Despite the fact that the U.S. has surpassed China in its number of Covid-19 cases, the Trump administration continues to downplay the crisis and dismiss the notion of a nationwide measure to slow the spread. To counteract the federal government’s recklessness, the vast majority of state governors have now issued statewide shelter-in-place or stay-at-home orders, which require residents to remain at home unless they are essential workers or carrying out necessary activities (such as getting food or medicine).

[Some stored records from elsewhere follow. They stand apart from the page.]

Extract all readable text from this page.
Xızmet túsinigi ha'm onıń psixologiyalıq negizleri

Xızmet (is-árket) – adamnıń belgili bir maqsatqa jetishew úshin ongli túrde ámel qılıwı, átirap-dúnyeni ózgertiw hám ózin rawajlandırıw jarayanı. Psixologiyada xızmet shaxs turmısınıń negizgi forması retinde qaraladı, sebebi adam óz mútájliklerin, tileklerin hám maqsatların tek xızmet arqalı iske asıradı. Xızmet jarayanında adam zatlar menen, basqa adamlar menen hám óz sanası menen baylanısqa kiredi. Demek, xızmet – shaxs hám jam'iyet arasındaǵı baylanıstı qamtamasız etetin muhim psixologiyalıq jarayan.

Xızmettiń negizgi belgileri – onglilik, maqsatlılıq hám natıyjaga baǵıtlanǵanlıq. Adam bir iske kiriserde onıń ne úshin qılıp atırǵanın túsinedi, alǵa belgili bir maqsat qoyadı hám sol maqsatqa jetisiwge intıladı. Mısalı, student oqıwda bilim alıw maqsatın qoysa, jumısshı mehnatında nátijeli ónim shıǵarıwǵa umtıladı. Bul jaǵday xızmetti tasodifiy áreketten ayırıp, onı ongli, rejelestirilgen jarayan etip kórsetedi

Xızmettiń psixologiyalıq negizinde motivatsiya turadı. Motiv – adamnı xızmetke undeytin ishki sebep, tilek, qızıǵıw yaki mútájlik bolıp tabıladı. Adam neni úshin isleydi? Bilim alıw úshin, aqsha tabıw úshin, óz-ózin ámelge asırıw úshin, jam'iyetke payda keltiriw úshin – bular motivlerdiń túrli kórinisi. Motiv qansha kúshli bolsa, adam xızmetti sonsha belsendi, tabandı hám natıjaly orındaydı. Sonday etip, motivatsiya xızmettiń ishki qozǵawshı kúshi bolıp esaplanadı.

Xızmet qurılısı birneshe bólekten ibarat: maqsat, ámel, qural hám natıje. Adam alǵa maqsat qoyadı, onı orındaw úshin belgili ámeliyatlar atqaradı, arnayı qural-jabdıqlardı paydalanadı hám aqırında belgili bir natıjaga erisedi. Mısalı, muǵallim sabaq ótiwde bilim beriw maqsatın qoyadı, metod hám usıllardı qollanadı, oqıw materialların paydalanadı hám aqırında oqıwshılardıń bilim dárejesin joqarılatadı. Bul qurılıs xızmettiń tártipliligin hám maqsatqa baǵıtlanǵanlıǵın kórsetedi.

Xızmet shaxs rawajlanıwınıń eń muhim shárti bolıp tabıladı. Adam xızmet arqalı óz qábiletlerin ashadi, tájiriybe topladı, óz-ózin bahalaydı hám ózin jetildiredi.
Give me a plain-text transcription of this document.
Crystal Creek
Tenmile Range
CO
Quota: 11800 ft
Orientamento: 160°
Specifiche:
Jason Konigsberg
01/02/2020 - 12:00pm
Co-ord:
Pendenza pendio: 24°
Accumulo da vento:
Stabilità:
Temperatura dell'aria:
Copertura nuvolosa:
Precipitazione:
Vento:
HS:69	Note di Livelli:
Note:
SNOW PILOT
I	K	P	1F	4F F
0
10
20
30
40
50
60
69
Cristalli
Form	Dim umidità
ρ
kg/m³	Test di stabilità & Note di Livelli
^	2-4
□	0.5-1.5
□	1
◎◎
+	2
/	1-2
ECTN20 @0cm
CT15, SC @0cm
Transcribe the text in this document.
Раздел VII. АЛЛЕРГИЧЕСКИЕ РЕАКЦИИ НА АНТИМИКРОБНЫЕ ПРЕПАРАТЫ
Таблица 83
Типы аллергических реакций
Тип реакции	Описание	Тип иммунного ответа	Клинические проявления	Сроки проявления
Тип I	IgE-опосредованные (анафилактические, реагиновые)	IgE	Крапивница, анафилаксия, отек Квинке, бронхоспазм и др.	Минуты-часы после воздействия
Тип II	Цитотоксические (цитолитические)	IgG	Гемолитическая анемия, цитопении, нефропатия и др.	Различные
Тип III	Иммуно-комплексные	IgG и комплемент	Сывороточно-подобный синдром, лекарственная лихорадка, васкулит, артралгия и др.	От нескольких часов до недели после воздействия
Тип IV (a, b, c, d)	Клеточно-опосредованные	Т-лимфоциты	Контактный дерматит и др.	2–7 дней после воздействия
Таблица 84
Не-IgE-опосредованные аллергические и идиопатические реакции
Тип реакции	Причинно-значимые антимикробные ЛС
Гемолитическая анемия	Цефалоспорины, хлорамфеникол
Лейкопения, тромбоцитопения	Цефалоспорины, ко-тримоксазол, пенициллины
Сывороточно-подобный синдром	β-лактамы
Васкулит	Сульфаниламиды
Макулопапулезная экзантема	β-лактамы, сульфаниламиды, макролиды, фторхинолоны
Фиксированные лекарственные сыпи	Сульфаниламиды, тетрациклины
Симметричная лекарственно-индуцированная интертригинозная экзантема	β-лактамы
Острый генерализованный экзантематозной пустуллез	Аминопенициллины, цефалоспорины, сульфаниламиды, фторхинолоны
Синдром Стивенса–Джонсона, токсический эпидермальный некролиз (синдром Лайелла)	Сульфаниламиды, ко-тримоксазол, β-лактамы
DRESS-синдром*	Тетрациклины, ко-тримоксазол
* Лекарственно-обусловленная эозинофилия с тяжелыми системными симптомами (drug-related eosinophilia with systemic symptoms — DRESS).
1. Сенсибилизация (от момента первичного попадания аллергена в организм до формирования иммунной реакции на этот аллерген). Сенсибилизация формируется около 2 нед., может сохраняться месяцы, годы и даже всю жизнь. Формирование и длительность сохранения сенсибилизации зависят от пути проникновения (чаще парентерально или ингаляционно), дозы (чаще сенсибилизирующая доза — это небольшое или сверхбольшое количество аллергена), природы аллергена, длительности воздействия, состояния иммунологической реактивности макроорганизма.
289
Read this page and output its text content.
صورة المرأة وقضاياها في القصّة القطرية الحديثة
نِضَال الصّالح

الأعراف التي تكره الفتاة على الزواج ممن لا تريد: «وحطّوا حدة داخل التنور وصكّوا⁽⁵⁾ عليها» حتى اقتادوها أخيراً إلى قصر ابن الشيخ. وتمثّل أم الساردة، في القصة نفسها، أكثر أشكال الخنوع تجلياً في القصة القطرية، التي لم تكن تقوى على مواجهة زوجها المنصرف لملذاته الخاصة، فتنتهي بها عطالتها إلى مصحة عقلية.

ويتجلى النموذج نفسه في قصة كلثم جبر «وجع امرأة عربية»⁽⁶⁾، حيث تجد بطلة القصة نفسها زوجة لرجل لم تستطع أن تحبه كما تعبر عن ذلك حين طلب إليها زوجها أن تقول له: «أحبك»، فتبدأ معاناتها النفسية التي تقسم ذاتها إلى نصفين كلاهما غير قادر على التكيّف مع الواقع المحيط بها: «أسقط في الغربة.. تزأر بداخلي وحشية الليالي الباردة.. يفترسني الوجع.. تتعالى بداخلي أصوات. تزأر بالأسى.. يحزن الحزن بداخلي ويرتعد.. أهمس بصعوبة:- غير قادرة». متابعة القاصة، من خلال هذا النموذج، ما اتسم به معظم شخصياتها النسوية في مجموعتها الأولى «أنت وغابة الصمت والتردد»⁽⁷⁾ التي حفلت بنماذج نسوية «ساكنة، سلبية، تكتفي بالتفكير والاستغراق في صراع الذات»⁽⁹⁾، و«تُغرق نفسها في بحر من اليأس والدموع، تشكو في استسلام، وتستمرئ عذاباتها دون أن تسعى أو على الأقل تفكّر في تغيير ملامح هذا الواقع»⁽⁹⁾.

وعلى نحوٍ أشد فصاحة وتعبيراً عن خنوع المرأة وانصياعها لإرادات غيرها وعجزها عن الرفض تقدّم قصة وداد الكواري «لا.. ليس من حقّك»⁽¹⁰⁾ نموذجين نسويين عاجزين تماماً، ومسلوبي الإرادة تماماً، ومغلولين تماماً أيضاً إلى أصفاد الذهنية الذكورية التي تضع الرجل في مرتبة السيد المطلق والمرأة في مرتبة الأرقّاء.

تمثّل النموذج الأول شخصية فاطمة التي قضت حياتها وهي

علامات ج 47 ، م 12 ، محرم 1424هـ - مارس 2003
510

On Wednesday, Republican governors in Mississippi, Florida, and Georgia, who had previously abstained from taking this kind of executive action, finally caved. They now join other states in enforcing more aggressive, statewide mandates to flatten the curve.
Since January 2017, Trump’s presidency has highlighted the stark differences between red and blue state politics. Democratically controlled states have the ability to shield themselves from extreme right-wing governance. In the wake of anti-immigration executive orders, for example, they can offer sanctuary. In the face of climate change denialism, they can enact measures to protect the environment. But residents of Republican-controlled states are at the mercy of a state government whose values oftentimes reflect the depravity of the Trump administration. Though none have gone into effect yet, abortion bans became law in several red states last year. Just this week, Idaho’s Republican Gov. Brad Little signed two anti-trans bills into law.
In the context of the coronavirus pandemic, the remaining 12 Republican governors resisting statewide executive orders believe that individuals should be responsible for their own social distancing, not the state. No one has made this more clear than South Dakota Gov. Kristi Noem. “The people themselves are primarily responsible for their safety,” she said at a recent press conference. “They are the ones that are entrusted with expansive freedoms. They’re free to exercise their rights to work, to worship, and to play. Or to even stay at home, or to conduct social distancing.”